Vital news for battery fanatics: At a time researchers around the world are attempting to discover a breakthrough super-battery to bring electric cars to the masses, there is unusual interest in every detail about the $35,000 Model 3, which was launched July 28.
It's not clear why Tesla and CEO Elon Musk have been all-but silent about the battery, the car's most important spec, given that they have released at least bare-bones detail as a matter of course about its other vehicles. Tesla did not respond to emails from Axios about the battery.

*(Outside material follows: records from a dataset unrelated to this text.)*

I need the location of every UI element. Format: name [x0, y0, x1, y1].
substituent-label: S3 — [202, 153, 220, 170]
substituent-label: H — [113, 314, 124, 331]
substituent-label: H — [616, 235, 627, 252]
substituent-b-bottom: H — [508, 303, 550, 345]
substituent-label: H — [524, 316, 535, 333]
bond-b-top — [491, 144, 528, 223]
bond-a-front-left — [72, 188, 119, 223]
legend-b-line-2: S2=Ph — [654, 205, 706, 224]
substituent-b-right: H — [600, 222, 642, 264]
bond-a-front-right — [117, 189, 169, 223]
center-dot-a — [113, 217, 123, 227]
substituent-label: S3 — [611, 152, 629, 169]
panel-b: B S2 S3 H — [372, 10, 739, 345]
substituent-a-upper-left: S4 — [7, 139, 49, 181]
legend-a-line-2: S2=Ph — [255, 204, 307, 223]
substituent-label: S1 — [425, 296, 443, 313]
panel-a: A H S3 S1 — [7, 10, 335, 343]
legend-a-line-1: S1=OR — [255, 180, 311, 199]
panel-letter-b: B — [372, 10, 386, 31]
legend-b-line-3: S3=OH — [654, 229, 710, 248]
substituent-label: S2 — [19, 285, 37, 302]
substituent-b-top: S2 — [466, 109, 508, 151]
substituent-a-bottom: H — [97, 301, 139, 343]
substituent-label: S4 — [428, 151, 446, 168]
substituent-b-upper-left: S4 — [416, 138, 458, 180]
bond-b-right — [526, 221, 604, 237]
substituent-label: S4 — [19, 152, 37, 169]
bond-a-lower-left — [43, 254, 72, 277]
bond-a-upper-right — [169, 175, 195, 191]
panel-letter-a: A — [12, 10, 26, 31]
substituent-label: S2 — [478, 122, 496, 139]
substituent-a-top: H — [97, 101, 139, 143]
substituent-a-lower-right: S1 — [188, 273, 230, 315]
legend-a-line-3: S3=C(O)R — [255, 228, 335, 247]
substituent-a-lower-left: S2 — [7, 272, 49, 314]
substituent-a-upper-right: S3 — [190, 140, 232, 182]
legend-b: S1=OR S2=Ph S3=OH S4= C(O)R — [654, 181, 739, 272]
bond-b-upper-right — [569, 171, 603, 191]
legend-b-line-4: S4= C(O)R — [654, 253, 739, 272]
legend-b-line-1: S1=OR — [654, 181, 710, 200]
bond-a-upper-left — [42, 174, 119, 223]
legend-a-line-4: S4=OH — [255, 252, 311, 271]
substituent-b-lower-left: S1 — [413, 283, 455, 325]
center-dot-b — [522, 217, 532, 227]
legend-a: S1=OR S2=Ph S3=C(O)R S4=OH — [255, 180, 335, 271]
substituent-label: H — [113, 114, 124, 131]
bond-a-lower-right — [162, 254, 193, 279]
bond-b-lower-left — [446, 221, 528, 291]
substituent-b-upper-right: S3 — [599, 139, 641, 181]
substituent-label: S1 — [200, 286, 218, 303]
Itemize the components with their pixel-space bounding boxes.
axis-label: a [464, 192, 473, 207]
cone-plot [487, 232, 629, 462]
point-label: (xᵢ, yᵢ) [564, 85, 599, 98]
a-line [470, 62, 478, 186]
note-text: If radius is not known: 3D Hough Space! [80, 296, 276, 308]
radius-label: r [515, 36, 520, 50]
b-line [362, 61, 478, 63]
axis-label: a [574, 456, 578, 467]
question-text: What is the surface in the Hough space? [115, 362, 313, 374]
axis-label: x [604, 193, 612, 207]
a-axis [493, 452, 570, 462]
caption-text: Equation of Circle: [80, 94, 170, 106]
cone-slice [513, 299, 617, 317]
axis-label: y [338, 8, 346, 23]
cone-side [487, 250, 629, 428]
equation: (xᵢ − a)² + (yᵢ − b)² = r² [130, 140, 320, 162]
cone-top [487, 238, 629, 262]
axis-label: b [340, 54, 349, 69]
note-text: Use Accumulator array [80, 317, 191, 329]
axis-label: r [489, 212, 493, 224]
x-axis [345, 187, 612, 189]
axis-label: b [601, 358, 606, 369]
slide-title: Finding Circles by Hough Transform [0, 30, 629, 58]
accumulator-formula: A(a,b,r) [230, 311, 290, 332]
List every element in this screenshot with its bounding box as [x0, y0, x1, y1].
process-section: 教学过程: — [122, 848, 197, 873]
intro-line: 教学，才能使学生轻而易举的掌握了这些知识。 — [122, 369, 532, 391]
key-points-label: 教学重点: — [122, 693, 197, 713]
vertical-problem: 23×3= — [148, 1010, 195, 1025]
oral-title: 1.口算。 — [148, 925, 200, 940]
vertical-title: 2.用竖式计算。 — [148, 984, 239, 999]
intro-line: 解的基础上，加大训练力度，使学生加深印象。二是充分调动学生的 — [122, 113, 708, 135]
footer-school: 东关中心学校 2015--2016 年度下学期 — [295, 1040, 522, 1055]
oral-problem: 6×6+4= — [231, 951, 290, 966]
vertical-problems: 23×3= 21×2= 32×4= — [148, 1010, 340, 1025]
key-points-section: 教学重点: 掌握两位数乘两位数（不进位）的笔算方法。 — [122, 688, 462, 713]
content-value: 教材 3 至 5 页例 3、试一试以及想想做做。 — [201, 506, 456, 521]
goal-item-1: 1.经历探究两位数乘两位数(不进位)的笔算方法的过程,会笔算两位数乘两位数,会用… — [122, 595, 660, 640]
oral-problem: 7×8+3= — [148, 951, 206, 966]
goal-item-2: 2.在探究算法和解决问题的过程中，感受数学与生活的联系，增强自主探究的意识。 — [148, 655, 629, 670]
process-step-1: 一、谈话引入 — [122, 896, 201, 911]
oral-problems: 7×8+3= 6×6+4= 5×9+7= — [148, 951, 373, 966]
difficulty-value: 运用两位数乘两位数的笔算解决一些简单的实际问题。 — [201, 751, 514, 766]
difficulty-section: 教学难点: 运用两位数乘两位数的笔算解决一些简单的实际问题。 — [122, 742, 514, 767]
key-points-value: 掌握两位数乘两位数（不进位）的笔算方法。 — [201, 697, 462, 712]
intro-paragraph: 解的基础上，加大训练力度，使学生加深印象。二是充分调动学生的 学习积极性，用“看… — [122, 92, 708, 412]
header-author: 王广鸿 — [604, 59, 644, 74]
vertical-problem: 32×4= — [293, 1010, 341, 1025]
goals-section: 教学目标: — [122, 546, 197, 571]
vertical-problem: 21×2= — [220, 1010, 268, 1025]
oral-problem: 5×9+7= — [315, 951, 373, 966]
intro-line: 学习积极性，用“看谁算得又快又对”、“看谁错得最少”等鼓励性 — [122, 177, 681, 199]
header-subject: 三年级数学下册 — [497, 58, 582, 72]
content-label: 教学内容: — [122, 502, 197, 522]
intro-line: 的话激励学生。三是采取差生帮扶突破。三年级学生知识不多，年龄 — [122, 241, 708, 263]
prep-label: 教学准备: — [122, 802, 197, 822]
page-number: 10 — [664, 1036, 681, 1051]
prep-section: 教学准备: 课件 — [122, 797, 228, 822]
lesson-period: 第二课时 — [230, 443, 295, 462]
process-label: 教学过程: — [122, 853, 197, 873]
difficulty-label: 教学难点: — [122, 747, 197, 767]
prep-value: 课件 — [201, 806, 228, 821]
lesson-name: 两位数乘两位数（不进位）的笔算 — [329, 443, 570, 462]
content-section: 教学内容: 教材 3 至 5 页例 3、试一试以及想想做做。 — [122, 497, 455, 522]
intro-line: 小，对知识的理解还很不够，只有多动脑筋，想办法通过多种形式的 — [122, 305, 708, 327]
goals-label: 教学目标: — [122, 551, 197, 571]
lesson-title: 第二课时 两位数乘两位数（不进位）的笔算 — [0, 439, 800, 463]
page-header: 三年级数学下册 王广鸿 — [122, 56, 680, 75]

But Venkat Viswanathan, a professor at Carnegie-Mellon University, said the car's 220-mile version appears to be powered by a 53.5 kWh battery, just smaller than the 60 kWh version in the smallest Model S battery. The Model 3's longer-range 310-mile version appears to have a 79 kWh battery. His findings — based on the general characteristics of the Model 3 that Tesla has released — generally jibe with estimates by some Tesla observers.
Update: Tesla's EPA certification, published today at Electrek, shows that Viswanathan's team estimate was spot on.
A surprise about the Model 3: "One really interesting point is that Model 3 has among the lowest drag coefficients of all passenger sedans, let alone in this price range," Viswanathan tells Axios. The drag coefficient — how easily the car can move through the wind — is measured at 0.23, compared with .24 for the Model S, which already had among the lowest.
Why it matters: The low drag coefficient means the car gets more energy out of a relatively small battery. And the smaller battery reduces the weight and price of the car, which is Musk's goal in attempting to create a big-selling mainstream electric.